Later, as he took a drag on his cigarette outside, Simpson said he considers all the folks inside as “old friends.”

He still plays there every Monday night.

Although for many the Bakersfield Sound is a thing of the past, the awards ceremony was designed to spark a flame into the dying country music scene.

“This whole thing is on life support,” said Lynda Fette, promotions director for Trout’s. “Shame on Bakersfield for not supporting the local bars and clubs.”

Jason Keplinger agreed but said that younger bands are bringing back the Bakersfield Sound but are still small in numbers. The 30-year-old from Oildale was a minority among the older faces at the awards ceremony.

Bruce Thiessen, 47, of Bakersfield was handing out business cards for his blog, bakersfieldsoundunderground.com, which focuses on connecting the old Bakersfield Sound with new artists trying to revive the movement.

“I would love to get guys like Sonny (Langley) and young guys together in the studio,” he said. “It’s like the past meets the present.”

Many lamented that the farther you travel from Bakersfield, the more people know about Bakersfield Sound. Monty Byrom, former lead singer from Big House, said everywhere he toured, people knew about Bakersfield.

“When other people found out we were from Bakersfield, they were our friends instantly,” he said with a smirk. Rockwell said in faraway places like Sweden or New Zealand, Bakersfield is huge.

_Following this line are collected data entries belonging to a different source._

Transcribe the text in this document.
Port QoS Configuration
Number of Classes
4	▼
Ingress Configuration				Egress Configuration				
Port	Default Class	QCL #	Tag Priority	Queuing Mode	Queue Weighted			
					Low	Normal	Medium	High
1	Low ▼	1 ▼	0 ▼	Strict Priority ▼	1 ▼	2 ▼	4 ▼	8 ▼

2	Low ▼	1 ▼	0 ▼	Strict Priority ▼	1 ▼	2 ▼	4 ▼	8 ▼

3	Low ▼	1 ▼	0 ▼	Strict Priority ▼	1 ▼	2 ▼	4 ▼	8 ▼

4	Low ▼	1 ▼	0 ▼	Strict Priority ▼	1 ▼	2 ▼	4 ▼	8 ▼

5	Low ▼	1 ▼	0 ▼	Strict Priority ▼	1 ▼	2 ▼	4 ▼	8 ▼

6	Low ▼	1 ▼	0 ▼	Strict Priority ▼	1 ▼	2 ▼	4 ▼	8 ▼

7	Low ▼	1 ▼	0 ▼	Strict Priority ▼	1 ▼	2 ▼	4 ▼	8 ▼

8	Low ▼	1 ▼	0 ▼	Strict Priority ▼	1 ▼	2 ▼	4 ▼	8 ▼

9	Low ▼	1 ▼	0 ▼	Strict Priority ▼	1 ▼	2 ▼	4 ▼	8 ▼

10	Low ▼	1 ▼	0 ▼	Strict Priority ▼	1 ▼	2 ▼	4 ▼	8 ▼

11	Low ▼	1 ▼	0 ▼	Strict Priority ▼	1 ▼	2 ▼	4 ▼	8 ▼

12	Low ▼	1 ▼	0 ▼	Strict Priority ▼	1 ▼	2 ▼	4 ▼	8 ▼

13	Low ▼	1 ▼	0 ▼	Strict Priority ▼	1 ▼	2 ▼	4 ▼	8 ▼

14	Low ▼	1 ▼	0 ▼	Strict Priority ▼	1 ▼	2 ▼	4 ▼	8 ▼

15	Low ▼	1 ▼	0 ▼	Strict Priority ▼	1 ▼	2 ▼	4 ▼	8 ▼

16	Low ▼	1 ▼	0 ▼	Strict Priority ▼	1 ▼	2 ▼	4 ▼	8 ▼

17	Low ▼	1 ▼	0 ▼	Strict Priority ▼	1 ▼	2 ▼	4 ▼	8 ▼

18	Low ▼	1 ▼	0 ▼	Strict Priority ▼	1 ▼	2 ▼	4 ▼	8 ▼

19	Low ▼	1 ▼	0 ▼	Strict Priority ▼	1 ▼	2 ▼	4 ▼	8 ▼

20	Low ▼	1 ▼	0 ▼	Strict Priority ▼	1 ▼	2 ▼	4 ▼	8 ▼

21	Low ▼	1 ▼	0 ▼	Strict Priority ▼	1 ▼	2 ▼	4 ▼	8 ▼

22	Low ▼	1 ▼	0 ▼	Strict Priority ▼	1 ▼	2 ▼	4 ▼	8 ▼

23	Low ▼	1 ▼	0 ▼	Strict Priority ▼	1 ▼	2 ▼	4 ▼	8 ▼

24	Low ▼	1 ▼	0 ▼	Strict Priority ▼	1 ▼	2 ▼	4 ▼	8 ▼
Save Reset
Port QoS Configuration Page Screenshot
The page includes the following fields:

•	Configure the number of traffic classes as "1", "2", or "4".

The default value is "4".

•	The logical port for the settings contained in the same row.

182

Don Kidwell, lead guitar in the Blackboard Playboys, an in-house band at Trout’s, described the lost interest in country music in Bakersfield as an increase of interest from another source.

“MTV came in and exposed this music to the masses and nobody had to come out to hear it anymore,” he said. For Kidwell, Trout’s is the “market” for old-time country music.

He considers Trout’s sacred ground.

“Merle played here. Buck played here,” he said.